Methods: Participants in the Netherlands Cohort Study completed a questionnaire (n=120,852) and provided toenail clippings (~90,000) in 1986. Those living in Western cities during the Hunger Winter (1944–45) were exposed to ER at young age. After 16.3 years follow-up, toenail DNA of 3,768 subcohort members and 2,580 CRC cases (case-cohort) was genotyped for IGF pathway gene variants. Hazard ratios for CRC were estimated across combined categories of ER exposure and a genetic sum score of unfavorable alleles (based on 18 SNPs in 8 IGF-related genes) by Cox regression. ER exposed individuals in the lowest genetic sum score tertile were hypothesized to be at lowest risk and used as reference. ER and IGF1 19-CA repeat status combinations were also analyzed.

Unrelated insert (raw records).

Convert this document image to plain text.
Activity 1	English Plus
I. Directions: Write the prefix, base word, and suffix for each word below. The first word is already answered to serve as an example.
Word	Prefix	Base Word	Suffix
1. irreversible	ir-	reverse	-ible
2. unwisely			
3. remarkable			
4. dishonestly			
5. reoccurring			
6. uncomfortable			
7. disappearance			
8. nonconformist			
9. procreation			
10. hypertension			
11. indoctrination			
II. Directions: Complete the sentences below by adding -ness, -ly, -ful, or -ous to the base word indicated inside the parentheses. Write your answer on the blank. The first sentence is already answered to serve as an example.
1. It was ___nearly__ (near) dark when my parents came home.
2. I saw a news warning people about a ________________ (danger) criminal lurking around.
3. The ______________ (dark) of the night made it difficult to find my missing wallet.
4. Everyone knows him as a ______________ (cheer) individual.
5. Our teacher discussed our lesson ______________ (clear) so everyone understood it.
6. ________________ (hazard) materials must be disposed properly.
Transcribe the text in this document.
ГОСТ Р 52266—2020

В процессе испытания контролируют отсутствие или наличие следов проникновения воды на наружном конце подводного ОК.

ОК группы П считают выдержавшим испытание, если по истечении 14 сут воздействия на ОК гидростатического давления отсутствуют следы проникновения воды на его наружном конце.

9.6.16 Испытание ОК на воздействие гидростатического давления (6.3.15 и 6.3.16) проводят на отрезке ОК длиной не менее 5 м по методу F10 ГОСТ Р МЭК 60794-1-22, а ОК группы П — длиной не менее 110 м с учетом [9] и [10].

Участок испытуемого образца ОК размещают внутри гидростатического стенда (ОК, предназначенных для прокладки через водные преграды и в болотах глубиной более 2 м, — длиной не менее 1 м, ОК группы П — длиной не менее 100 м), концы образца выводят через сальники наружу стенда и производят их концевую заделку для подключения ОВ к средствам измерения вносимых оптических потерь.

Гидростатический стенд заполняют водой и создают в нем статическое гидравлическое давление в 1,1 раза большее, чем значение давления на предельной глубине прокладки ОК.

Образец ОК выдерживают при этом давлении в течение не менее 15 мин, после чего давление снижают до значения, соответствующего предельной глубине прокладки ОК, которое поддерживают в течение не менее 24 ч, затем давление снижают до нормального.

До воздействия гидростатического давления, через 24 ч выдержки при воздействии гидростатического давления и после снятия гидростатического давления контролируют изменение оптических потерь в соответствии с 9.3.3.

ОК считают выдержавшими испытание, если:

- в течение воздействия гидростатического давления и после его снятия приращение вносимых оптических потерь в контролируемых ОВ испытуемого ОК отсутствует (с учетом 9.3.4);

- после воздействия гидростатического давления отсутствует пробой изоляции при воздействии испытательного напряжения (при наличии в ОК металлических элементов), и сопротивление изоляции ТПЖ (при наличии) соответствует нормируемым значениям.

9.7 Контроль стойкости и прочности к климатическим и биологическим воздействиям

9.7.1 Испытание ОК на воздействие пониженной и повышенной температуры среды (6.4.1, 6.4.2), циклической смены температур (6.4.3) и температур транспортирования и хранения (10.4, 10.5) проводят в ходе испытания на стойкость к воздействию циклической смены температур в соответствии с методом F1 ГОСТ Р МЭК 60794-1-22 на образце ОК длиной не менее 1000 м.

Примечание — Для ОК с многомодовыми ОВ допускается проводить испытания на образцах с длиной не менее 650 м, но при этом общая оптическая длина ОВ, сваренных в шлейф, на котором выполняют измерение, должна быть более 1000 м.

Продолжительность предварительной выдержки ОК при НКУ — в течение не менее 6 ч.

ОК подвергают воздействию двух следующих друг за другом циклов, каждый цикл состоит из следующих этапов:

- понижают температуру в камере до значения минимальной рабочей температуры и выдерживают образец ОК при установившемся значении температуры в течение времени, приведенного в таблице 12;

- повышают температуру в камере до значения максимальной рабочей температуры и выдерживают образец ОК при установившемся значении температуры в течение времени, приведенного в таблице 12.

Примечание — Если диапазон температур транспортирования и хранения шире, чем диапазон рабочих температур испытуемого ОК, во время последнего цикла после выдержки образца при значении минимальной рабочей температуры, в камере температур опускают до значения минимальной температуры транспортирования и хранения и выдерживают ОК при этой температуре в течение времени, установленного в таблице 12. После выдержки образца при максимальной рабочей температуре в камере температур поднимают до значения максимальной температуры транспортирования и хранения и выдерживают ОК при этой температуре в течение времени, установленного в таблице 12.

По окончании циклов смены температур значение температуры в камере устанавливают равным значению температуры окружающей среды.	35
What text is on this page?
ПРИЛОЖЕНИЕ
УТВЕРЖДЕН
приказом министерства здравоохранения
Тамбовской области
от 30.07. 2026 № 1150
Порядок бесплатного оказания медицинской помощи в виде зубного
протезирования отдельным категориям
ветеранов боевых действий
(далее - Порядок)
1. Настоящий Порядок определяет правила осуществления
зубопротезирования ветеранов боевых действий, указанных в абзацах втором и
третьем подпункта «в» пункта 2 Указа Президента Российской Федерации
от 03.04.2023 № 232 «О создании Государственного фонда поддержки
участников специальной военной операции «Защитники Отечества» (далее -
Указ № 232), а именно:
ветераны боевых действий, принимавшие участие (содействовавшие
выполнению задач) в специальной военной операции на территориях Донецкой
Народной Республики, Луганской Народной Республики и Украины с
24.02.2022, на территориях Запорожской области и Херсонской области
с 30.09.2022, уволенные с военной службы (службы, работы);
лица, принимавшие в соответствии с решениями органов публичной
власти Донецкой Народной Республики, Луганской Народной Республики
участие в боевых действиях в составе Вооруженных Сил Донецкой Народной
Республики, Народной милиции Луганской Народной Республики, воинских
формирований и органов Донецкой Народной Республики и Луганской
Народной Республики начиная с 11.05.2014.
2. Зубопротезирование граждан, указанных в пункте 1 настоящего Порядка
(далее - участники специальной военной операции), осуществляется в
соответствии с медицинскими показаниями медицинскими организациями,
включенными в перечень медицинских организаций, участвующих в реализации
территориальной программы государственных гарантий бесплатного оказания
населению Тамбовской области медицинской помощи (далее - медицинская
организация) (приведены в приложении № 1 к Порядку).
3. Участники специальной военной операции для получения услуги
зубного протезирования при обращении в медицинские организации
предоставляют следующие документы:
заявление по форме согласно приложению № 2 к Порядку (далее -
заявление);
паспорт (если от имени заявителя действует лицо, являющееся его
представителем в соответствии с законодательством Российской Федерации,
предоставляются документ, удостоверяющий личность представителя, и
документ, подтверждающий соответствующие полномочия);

Results: A pattern of increasing CRC risks was observed across combined ER-genetic sum score categories in men but not women, although interactions were nonsignificant. Compared to the reference, men who lived in a Western city and were in the highest genetic sum score tertile had a hazard ratio for CRC of 1.23 [95% confidence intervals (CI): 0.74 to 2.04]; men who lived in a non-Western area and were in the lowest tertile had a hazard ratio of 1.51 (95% CI: 1.03 to 2.20); and men who lived in a non-Western area and were in the highest tertile had a hazard ratio of 2.04 (95% CI: 1.39 to 3.00). Irrespective of ER, women, but not men, carrying variant versus wild type repeat alleles were at a ~50% CRC risk reduction.
Conclusions: Data indicate potential IGF pathway involvement in ER-CRC associations.
Funding source: World Cancer Research Fund; Dutch Cancer Society; Biobanking and Biomolecular Research Infrastructure Netherlands; Health Foundation Limburg.